Autant dire que quoi qu'en pensent les analystes "mainstream", les interventions baissières du gouvernement chinois sur sa monnaie ont induit tellement d'effets pervers que la Chine en paiera tôt ou tard le contrecoup, et peut être sévèrement.
Conclusion
François Fillon a tort d'affirmer que la baisse de l'Euro est une bonne nouvelle. Elle n'est que la traduction d'une prise de conscience d'une perte de compétitivité de la zone euro et de ses actifs par rapport à ceux d'autres zones monétaires. La baisse de la monnaie, si elle constitue un ajustement indispensable à cette nouvelle donne, n'est pas une bonne nouvelle, mais le symptôme d'une faiblesse désormais clairement identifiée.
Ajoutons que la course à la monétisation lancée simultanément par les USA, la Grand Bretagne et l'UE nous promet encore de belles séquences de volatilité incontrôlée des cours du change, dans un sens imprévisible : Au lieu de baisser les unes par rapport aux autres, ces monnaies baisseront de concert par rapport aux quelques monnaies bien gérées et en pouvoir d'achat exprimé en quantité de marchandises achetable par quantité de monnaie.

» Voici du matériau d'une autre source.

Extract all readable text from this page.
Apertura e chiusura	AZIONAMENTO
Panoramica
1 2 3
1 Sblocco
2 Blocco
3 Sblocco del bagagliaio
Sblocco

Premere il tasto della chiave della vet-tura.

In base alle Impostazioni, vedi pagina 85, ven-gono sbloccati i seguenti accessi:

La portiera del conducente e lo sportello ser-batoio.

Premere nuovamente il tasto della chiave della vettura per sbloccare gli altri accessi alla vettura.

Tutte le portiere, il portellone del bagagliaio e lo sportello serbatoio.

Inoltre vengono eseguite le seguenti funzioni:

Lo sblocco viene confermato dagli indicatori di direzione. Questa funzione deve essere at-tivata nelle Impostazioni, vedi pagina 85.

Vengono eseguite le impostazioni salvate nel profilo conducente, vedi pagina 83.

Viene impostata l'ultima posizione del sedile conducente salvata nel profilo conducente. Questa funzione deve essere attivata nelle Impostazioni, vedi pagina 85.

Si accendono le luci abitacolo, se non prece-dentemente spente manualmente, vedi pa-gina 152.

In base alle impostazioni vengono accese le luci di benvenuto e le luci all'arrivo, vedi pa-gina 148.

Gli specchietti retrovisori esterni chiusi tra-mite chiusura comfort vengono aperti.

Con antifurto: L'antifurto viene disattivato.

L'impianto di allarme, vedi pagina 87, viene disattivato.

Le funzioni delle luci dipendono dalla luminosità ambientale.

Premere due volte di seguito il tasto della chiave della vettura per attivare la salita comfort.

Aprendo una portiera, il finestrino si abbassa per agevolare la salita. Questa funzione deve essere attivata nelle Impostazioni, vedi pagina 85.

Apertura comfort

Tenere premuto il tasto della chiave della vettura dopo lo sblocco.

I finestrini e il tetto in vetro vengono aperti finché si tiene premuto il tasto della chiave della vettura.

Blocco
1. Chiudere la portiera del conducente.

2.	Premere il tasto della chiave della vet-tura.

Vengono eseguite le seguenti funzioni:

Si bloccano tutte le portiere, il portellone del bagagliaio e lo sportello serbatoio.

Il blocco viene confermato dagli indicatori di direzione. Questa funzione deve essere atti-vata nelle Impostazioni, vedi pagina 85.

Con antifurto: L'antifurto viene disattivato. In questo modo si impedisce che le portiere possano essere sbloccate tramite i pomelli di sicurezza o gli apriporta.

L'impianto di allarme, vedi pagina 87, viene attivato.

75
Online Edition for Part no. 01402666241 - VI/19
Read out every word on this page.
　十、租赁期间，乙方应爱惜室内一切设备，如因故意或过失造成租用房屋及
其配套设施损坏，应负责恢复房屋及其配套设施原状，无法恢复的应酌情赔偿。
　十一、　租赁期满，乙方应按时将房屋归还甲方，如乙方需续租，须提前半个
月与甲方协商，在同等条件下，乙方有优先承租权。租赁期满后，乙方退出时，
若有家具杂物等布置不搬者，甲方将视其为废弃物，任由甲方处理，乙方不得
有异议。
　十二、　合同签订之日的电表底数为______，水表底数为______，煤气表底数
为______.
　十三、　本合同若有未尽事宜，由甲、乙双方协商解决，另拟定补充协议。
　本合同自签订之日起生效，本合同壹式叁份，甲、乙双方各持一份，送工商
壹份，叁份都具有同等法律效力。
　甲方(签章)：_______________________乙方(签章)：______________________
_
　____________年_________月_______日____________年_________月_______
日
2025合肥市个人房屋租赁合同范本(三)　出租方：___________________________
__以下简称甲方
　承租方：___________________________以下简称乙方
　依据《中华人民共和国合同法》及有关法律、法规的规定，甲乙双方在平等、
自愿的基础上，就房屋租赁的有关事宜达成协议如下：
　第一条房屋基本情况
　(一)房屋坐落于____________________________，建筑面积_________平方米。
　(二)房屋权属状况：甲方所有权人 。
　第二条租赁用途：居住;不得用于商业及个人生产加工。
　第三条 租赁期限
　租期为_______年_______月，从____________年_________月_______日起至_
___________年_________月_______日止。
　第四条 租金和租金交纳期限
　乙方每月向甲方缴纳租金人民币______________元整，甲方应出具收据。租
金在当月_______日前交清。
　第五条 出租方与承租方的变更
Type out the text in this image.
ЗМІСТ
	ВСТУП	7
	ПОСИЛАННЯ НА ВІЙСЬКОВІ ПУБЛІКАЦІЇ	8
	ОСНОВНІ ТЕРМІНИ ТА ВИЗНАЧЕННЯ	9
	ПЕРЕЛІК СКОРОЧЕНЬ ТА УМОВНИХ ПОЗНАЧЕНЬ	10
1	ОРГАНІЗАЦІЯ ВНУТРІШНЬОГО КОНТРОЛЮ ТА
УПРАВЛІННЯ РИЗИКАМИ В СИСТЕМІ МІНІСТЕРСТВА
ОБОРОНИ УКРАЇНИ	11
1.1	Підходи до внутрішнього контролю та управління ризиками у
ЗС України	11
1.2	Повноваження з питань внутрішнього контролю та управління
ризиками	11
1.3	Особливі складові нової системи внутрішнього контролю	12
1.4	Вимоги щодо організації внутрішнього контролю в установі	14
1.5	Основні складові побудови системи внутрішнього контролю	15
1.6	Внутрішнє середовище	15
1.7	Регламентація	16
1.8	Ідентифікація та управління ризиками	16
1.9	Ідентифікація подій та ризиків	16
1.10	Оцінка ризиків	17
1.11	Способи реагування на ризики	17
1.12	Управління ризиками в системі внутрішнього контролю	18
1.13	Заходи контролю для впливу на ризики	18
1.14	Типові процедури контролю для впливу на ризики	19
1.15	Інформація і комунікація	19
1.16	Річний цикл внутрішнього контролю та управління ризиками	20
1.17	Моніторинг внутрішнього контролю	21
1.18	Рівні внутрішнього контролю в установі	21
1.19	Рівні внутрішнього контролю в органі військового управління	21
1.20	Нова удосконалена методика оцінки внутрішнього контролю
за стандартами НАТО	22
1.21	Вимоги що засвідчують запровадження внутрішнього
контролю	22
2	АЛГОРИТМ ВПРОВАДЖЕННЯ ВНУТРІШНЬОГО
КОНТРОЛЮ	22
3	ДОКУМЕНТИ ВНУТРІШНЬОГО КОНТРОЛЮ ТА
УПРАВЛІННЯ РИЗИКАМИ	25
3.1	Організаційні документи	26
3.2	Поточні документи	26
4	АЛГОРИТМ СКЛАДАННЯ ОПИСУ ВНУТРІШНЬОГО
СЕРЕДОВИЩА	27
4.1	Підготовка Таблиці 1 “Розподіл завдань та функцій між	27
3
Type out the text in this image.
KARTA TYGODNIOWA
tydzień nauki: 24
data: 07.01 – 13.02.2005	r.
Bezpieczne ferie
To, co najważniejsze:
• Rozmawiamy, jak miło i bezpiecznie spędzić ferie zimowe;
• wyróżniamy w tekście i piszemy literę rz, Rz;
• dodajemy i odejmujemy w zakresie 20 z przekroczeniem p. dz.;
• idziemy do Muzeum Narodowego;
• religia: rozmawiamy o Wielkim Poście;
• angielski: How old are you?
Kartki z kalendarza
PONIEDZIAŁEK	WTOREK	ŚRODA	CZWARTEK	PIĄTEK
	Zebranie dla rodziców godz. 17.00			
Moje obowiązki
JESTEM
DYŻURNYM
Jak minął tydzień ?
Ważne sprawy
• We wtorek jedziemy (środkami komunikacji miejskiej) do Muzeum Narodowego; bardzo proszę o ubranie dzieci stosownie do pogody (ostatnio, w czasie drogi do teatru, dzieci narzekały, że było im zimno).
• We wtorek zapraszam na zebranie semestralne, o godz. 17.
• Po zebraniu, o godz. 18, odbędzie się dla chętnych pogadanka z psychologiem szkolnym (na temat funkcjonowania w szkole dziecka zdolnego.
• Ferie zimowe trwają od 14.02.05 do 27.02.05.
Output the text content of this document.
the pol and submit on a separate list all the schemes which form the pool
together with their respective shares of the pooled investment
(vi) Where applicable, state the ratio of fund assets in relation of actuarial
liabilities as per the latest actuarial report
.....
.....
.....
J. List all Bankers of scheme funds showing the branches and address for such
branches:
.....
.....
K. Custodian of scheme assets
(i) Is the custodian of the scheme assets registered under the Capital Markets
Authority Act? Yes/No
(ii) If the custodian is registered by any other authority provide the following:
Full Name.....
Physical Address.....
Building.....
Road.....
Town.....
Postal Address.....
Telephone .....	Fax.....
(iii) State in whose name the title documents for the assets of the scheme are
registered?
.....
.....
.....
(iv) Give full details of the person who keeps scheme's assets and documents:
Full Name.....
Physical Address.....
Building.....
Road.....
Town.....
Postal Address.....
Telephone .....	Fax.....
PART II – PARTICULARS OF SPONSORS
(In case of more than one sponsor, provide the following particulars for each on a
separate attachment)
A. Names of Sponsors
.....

Il n'y a pas de juste prix d'une monnaie. Le meilleur prix serait celui qui résulterait des besoins réciproques d'échanges privés entre deux zones monétaires, et de la capacité des producteurs de chaque zone à satisfaire ces besoins d'échange dans les meilleurs rapports qualité prix possibles. Lorsque les états tentent de distordre ce prix résultant des échanges libres, ils ne font qu'introduire des effets d'aubaine pour certains groupes au détriment d'autres, et empêchent les économies de s'adapter de la meilleure façon aux variations relatives de productivité qu'une libre fluctuation des monnaies les unes par rapport aux autres révèlerait.
Et la création de l'Euro, intervention étatique au forceps s'il en est, s'inscrit totalement dans cette perspective. En ne laissant pas les monnaies nationales refléter par leurs variations relatives les différences de productivité parfois très fortes entre nations, la monnaie unique a empêché les acteurs économiques de prendre au bon moment les bonnes décisions, avec les résultats que l'on observe aujourd'hui, principalement au sud du 45ème parallèle...
Lire également :
[1] Et si aujourd'hui une économie comme celle du Japon connaît d'autres problèmes, du fait d'une démographie dramatiquement faible et de la formation d'une bulle dont l'éclatement n'en finit pas de faire des dégâts, gageons que la force de son industrie lui aura au moins permis d'amortir en grande partie les autres chocs qu'elle a subis. On peut d'ailleurs supposer que la politique de taux très faibles mise en oeuvre par l'état japonais pour "aider" les entreprises à s'adapter aux changements de la donne monétaire n'est pas pour rien dans la multiplication des mal-investissements qui s'en sont alors ensuivis, et de la bulle immobilière qui en a résulté.